We're not going to cede our sovereignty in this question to anybody else, to any university in any other state, said Boren.
Texas also authorized its president Bill Powers to negotiate the school's future in conference affiliation, according to the Austin American-Statesman.
Powers refused to comment on the situation besides saying talks were ongoing, as the school is a rumored target for multiple conferences. The latest news from Texas-based media outlets suggests Texas could join Oklahoma in the Pac-12, but rumors also put the Longhorns in the ACC or as an independent school without conference affiliation.
Beleaguered Big 12 commissioner Dan Beebe called the actions by Oklahoma and Texas anticipated, but indicated he feels the conference continues to be as strong today for all of our current members as it was last year.
Whether that is true ultimately depends on whether Oklahoma and Texas stick with the Big 12 or fly the coop for the Pac-12. Oklahoma has been public in its affection for the Pac-12, while Texas has played its hand a bit closer to vest.

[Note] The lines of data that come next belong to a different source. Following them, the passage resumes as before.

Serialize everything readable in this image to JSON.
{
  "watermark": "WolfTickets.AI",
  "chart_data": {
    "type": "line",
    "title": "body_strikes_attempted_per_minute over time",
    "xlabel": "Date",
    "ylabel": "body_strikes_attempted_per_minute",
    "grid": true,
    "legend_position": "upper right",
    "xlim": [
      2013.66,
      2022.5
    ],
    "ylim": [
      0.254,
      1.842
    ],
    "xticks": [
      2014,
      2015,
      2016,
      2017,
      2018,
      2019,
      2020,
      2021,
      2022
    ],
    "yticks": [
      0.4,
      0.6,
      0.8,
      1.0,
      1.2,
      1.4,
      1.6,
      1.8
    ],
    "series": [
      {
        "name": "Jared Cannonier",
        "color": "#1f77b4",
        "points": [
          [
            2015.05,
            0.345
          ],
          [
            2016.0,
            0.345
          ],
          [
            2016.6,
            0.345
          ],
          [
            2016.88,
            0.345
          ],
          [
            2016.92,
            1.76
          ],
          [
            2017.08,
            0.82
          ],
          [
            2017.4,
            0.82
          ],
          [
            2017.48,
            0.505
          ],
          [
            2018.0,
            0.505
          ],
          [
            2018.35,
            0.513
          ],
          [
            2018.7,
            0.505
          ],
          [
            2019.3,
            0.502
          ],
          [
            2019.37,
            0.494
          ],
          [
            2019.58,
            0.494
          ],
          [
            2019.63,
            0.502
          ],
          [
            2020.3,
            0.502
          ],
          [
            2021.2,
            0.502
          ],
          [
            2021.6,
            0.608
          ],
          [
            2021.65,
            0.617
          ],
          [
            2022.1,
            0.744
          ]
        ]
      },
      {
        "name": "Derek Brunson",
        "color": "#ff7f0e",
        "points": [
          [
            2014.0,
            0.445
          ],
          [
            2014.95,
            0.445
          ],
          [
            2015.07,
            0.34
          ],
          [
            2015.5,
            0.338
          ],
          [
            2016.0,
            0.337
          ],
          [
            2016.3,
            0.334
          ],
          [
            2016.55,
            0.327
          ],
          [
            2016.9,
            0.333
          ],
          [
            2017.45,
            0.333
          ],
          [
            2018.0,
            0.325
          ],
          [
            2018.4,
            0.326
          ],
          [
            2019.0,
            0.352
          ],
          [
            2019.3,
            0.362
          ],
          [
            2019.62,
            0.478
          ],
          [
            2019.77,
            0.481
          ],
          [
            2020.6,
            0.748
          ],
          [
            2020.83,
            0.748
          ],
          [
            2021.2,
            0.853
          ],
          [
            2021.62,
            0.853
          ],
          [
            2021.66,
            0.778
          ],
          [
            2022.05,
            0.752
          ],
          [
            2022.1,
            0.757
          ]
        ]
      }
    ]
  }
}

Similar to Oklahoma, Texas likely won't make a move without its in-state brother, Texas Tech, which could prove a problem for some conferences -- notably the ACC. The other big issue at hand concerns Texas' Longhorn Network channel with ESPN.
The Longhorn Network angered Texas A&M so much that it applied to join the SEC, which set off this most recent conference realignment carousel. The Pac-12 already has a regional television network in place and it's believed that the conference isn't likely to accept Texas with the LHN as it currently stands, but it's possible if some concessions by both are made.
Pac-12 school administrators continue to indicate the conference is content as it currently stands, but popular opinion believes the conference wouldn't turn Oklahoma or Texas away at the door.
It's kind of funny, the stuff that's being reported. Right now, there is no desire to expand the conference, Michael Crow, Arizona State president and outgoing chair of the Pac-12 CEO Group, told USA Today. There are orbital shifts that might get our attention, but we just put this thing together and we'd like to see it work.
The conference realignment talks have moved at a rapid pace, most notably with the Pittsburgh and Syracuse quickly moving to the ACC remiss of a lot of media speculation, and that figures to continue. Oklahoma president Boren would love to see a result sooner rather than later showing it's possible the Sooners could announce intentions to join the Pac-12 by the end of this week.